The isIdentical function gave a FALSE result meaning the two data frames are not identical, so I used the comparison function to get additional information on the differences.
[1] "Names: 6 string mismatches"
[2] "Attributes: < Component \"class\": Lengths (3, 1) differ (string compare on first 1) >"
[3] "Attributes: < Component \"class\": 1 string mismatch >"
[4] "Component 2: Modes: character, list"
[5] "Component 2: target is character, current is list"
Looking at the comparison result, it looks like are 6 string mismatches so I used another library called waldo and the function within it called compare to show visual differences between the two files.
`class(old)`: "tbl_df" "tbl" "data.frame"
`class(new)`: "data.frame"
`names(old)`: "Title" "Authors" "Year" "Publisher" "Language" "Page Count"
`names(new)`: "title" "authors" "year" "publisher" "language" "page_count"
`old$Title` is a character vector ('In Pursuit of the Perfect Portfolio', 'Market Wizards: Interviews with Top Traders', 'The Super Traders')
`new$Title` is absent
`old$Authors` is a character vector ('Andrew W. Lo, Stephen R. Foerster', 'Jack D. Schwager', 'Alan Rubenfeld')
`new$Authors` is absent
`old$Year` is an integer vector (2023, 2016, 1995)
`new$Year` is absent
`old$Publisher` is a character vector ('Princeton University Press', 'Wiley', 'Probus Professional Pub.')
`new$Publisher` is absent
`old$Language` is a character vector ('English', 'English', 'English')
`new$Language` is absent
`old$Page Count` is an integer vector (416, 480, 259)
`new$Page Count` is absent
`old$title` is absent
`new$title` is a character vector ('In Pursuit of the Perfect Portfolio', 'Market Wizards: Interviews with Top Traders', 'The Super Traders')
`old$authors` is absent
`new$authors` is a list
And 4 more differences ...
Looking at the results, it looks like there are some format differences between the two file types.
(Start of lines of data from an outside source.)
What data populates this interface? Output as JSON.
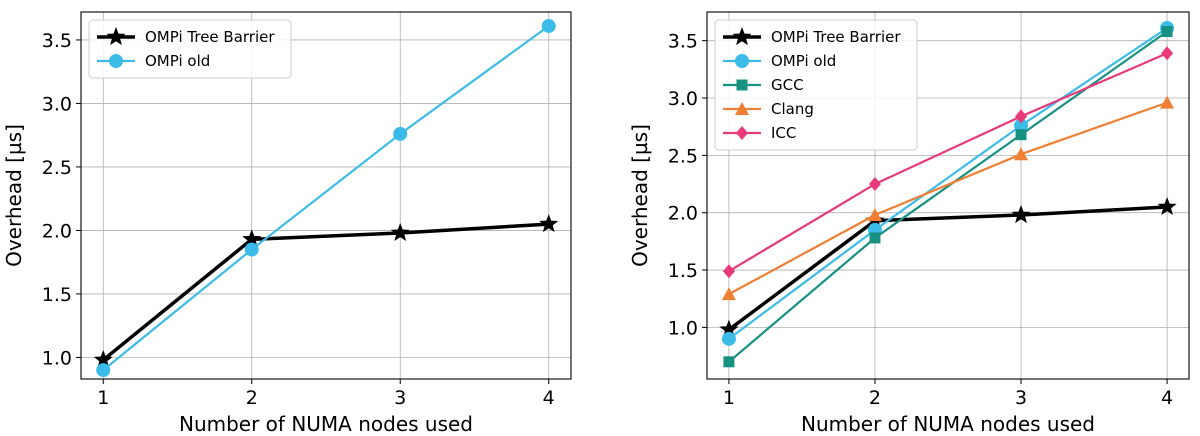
{
  "chart_data": [
    {
      "type": "line",
      "title": "",
      "xlabel": "Number of NUMA nodes used",
      "ylabel": "Overhead [µs]",
      "x": [
        1,
        2,
        3,
        4
      ],
      "xlim": [
        0.85,
        4.15
      ],
      "ylim": [
        0.83,
        3.72
      ],
      "xticks": [
        1,
        2,
        3,
        4
      ],
      "yticks": [
        1.0,
        1.5,
        2.0,
        2.5,
        3.0,
        3.5
      ],
      "grid": true,
      "legend_position": "top-left",
      "series": [
        {
          "name": "OMPi Tree Barrier",
          "values": [
            0.98,
            1.93,
            1.98,
            2.05
          ],
          "color": "#000000",
          "marker": "star"
        },
        {
          "name": "OMPi old",
          "values": [
            0.9,
            1.85,
            2.76,
            3.61
          ],
          "color": "#3bbce8",
          "marker": "circle"
        }
      ]
    },
    {
      "type": "line",
      "title": "",
      "xlabel": "Number of NUMA nodes used",
      "ylabel": "Overhead [µs]",
      "x": [
        1,
        2,
        3,
        4
      ],
      "xlim": [
        0.85,
        4.15
      ],
      "ylim": [
        0.55,
        3.75
      ],
      "xticks": [
        1,
        2,
        3,
        4
      ],
      "yticks": [
        1.0,
        1.5,
        2.0,
        2.5,
        3.0,
        3.5
      ],
      "grid": true,
      "legend_position": "top-left",
      "series": [
        {
          "name": "OMPi Tree Barrier",
          "values": [
            0.98,
            1.93,
            1.98,
            2.05
          ],
          "color": "#000000",
          "marker": "star"
        },
        {
          "name": "OMPi old",
          "values": [
            0.9,
            1.85,
            2.76,
            3.61
          ],
          "color": "#3bbce8",
          "marker": "circle"
        },
        {
          "name": "GCC",
          "values": [
            0.7,
            1.78,
            2.68,
            3.58
          ],
          "color": "#169182",
          "marker": "square"
        },
        {
          "name": "Clang",
          "values": [
            1.29,
            1.98,
            2.51,
            2.96
          ],
          "color": "#ef7f33",
          "marker": "triangle"
        },
        {
          "name": "ICC",
          "values": [
            1.49,
            2.25,
            2.84,
            3.39
          ],
          "color": "#e8397a",
          "marker": "diamond"
        }
      ]
    }
  ]
}
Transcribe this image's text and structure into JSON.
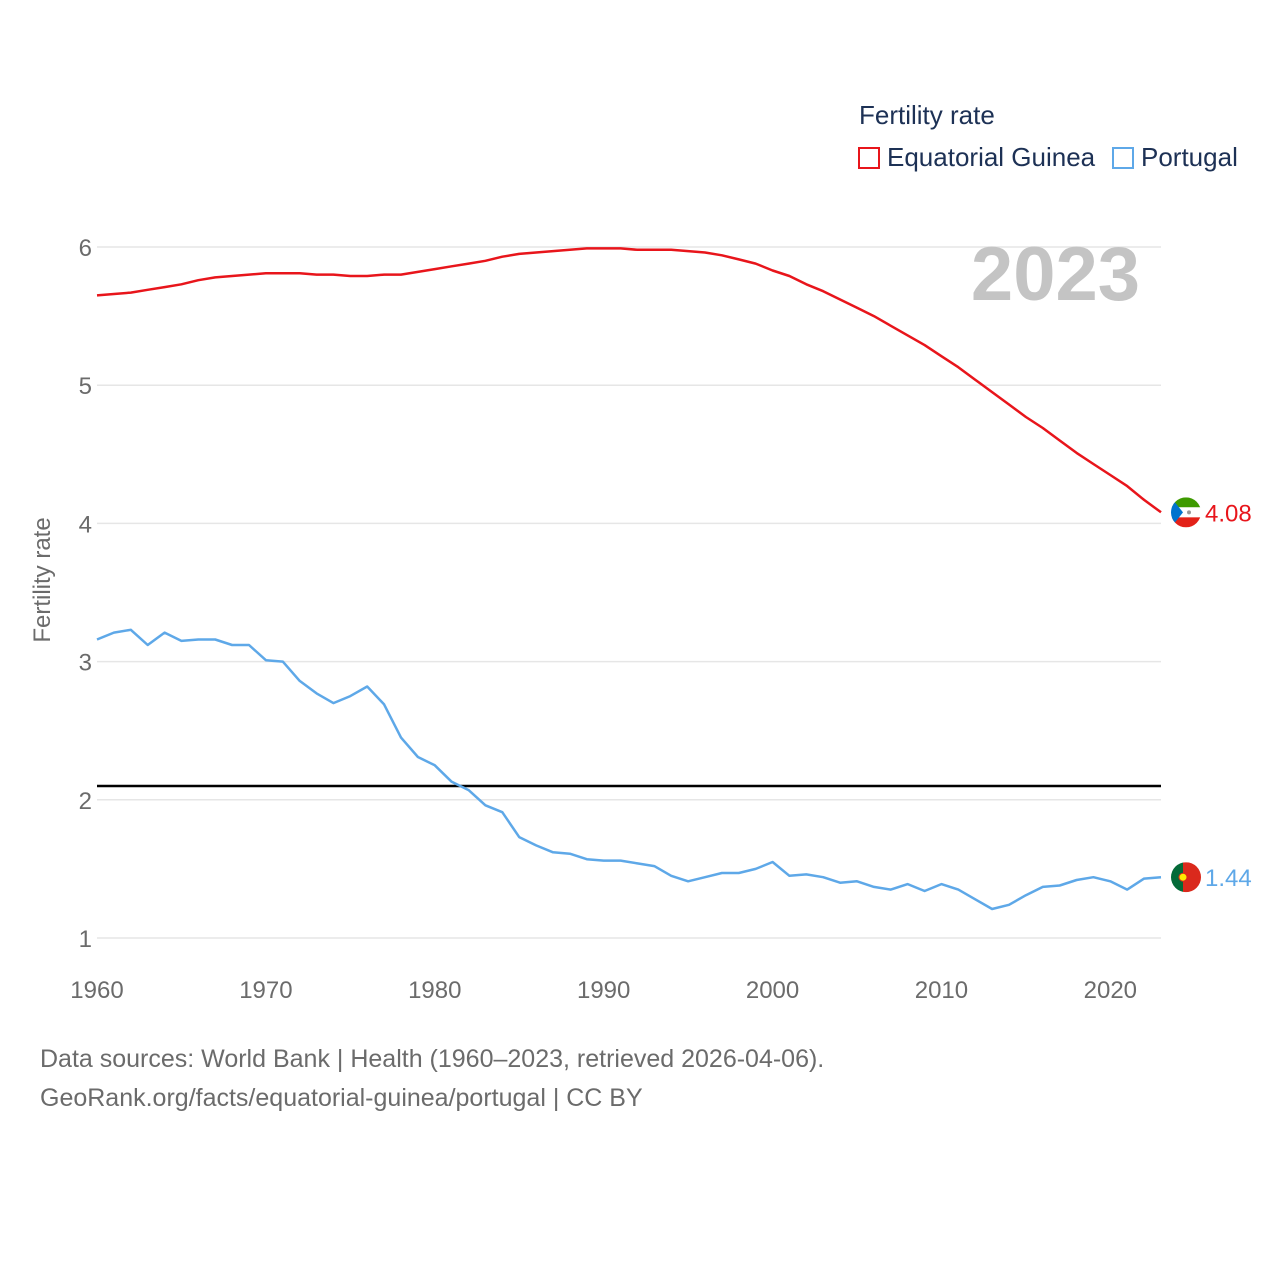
{
  "chart_data": {
    "type": "line",
    "legend_title": "Fertility rate",
    "ylabel": "Fertility rate",
    "xlabel": "",
    "year_label": "2023",
    "xlim": [
      1960,
      2023
    ],
    "ylim": [
      1,
      6
    ],
    "x_ticks": [
      "1960",
      "1970",
      "1980",
      "1990",
      "2000",
      "2010",
      "2020"
    ],
    "y_ticks": [
      "1",
      "2",
      "3",
      "4",
      "5",
      "6"
    ],
    "reference_line": 2.1,
    "legend_position": "top-right",
    "x": [
      1960,
      1961,
      1962,
      1963,
      1964,
      1965,
      1966,
      1967,
      1968,
      1969,
      1970,
      1971,
      1972,
      1973,
      1974,
      1975,
      1976,
      1977,
      1978,
      1979,
      1980,
      1981,
      1982,
      1983,
      1984,
      1985,
      1986,
      1987,
      1988,
      1989,
      1990,
      1991,
      1992,
      1993,
      1994,
      1995,
      1996,
      1997,
      1998,
      1999,
      2000,
      2001,
      2002,
      2003,
      2004,
      2005,
      2006,
      2007,
      2008,
      2009,
      2010,
      2011,
      2012,
      2013,
      2014,
      2015,
      2016,
      2017,
      2018,
      2019,
      2020,
      2021,
      2022,
      2023
    ],
    "series": [
      {
        "name": "Equatorial Guinea",
        "color": "#e8151b",
        "end_label": "4.08",
        "values": [
          5.65,
          5.66,
          5.67,
          5.69,
          5.71,
          5.73,
          5.76,
          5.78,
          5.79,
          5.8,
          5.81,
          5.81,
          5.81,
          5.8,
          5.8,
          5.79,
          5.79,
          5.8,
          5.8,
          5.82,
          5.84,
          5.86,
          5.88,
          5.9,
          5.93,
          5.95,
          5.96,
          5.97,
          5.98,
          5.99,
          5.99,
          5.99,
          5.98,
          5.98,
          5.98,
          5.97,
          5.96,
          5.94,
          5.91,
          5.88,
          5.83,
          5.79,
          5.73,
          5.68,
          5.62,
          5.56,
          5.5,
          5.43,
          5.36,
          5.29,
          5.21,
          5.13,
          5.04,
          4.95,
          4.86,
          4.77,
          4.69,
          4.6,
          4.51,
          4.43,
          4.35,
          4.27,
          4.17,
          4.08
        ]
      },
      {
        "name": "Portugal",
        "color": "#5ea8e8",
        "end_label": "1.44",
        "values": [
          3.16,
          3.21,
          3.23,
          3.12,
          3.21,
          3.15,
          3.16,
          3.16,
          3.12,
          3.12,
          3.01,
          3.0,
          2.86,
          2.77,
          2.7,
          2.75,
          2.82,
          2.69,
          2.45,
          2.31,
          2.25,
          2.13,
          2.07,
          1.96,
          1.91,
          1.73,
          1.67,
          1.62,
          1.61,
          1.57,
          1.56,
          1.56,
          1.54,
          1.52,
          1.45,
          1.41,
          1.44,
          1.47,
          1.47,
          1.5,
          1.55,
          1.45,
          1.46,
          1.44,
          1.4,
          1.41,
          1.37,
          1.35,
          1.39,
          1.34,
          1.39,
          1.35,
          1.28,
          1.21,
          1.24,
          1.31,
          1.37,
          1.38,
          1.42,
          1.44,
          1.41,
          1.35,
          1.43,
          1.44
        ]
      }
    ]
  },
  "legend": {
    "items": [
      "Equatorial Guinea",
      "Portugal"
    ]
  },
  "source": {
    "line1": "Data sources: World Bank | Health (1960–2023, retrieved 2026-04-06).",
    "line2": "GeoRank.org/facts/equatorial-guinea/portugal | CC BY"
  },
  "colors": {
    "equatorial_guinea": "#e8151b",
    "portugal": "#5ea8e8",
    "grid": "#e6e6e6",
    "axis_text": "#6b6b6b",
    "year_watermark": "#c4c4c4"
  },
  "icons": [
    "equatorial-guinea-flag-icon",
    "portugal-flag-icon"
  ]
}
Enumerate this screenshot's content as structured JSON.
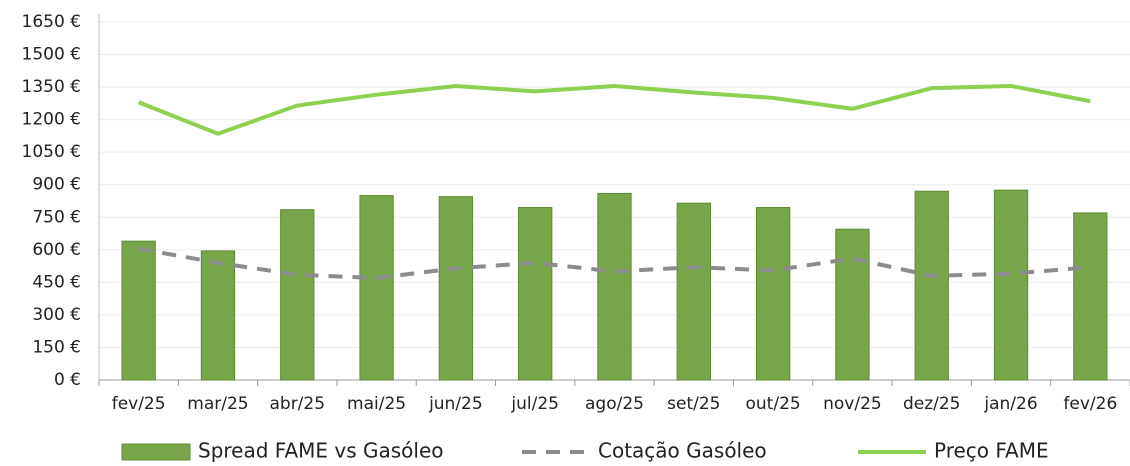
{
  "chart_data": {
    "type": "bar_line",
    "categories": [
      "fev/25",
      "mar/25",
      "abr/25",
      "mai/25",
      "jun/25",
      "jul/25",
      "ago/25",
      "set/25",
      "out/25",
      "nov/25",
      "dez/25",
      "jan/26",
      "fev/26"
    ],
    "series": [
      {
        "name": "Spread FAME vs Gasóleo",
        "type": "bar",
        "color": "#78a54a",
        "values": [
          640,
          595,
          785,
          850,
          845,
          795,
          860,
          815,
          795,
          695,
          870,
          875,
          770
        ]
      },
      {
        "name": "Cotação Gasóleo",
        "type": "line",
        "dashed": true,
        "color": "#8c8c8c",
        "values": [
          605,
          540,
          485,
          470,
          515,
          540,
          500,
          520,
          505,
          560,
          480,
          490,
          520
        ]
      },
      {
        "name": "Preço FAME",
        "type": "line",
        "dashed": false,
        "color": "#8ed04f",
        "values": [
          1280,
          1135,
          1265,
          1315,
          1355,
          1330,
          1355,
          1325,
          1300,
          1250,
          1345,
          1355,
          1285
        ]
      }
    ],
    "ylim": [
      0,
      1650
    ],
    "yticks": [
      {
        "value": 0,
        "label": "0 €"
      },
      {
        "value": 150,
        "label": "150 €"
      },
      {
        "value": 300,
        "label": "300 €"
      },
      {
        "value": 450,
        "label": "450 €"
      },
      {
        "value": 600,
        "label": "600 €"
      },
      {
        "value": 750,
        "label": "750 €"
      },
      {
        "value": 900,
        "label": "900 €"
      },
      {
        "value": 1050,
        "label": "1050 €"
      },
      {
        "value": 1200,
        "label": "1200 €"
      },
      {
        "value": 1350,
        "label": "1350 €"
      },
      {
        "value": 1500,
        "label": "1500 €"
      },
      {
        "value": 1650,
        "label": "1650 €"
      }
    ],
    "grid": true,
    "legend": "bottom"
  }
}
The HTML file uses Title while the json file uses title. The authors in the HTML data frame are also stored in a character vector while the authors in the JSON dataframe are stored in a list. The information in each of the data frames may be similar but are not identical.
Conclusion
Using the various comparisons above, we can see that the two data frames are not identical even though they provide information that may look similar. This is partly due to different formatting norms in each file type. In JSON, the attributes are lower camel case which means that they start with a lowercase letter (ex. title) while in the HTML table, they start with an uppercase (ex. Title). Another difference is how the multiple authors are handled for the first book (In Pursuit of the Perfect Portfolio). In JSON, the two authors are contained in an array. In HTML, the group of authors are within a single string separated by a comma. All in all, this is an interesting assignment showing how you have to take into account different formats for different file types.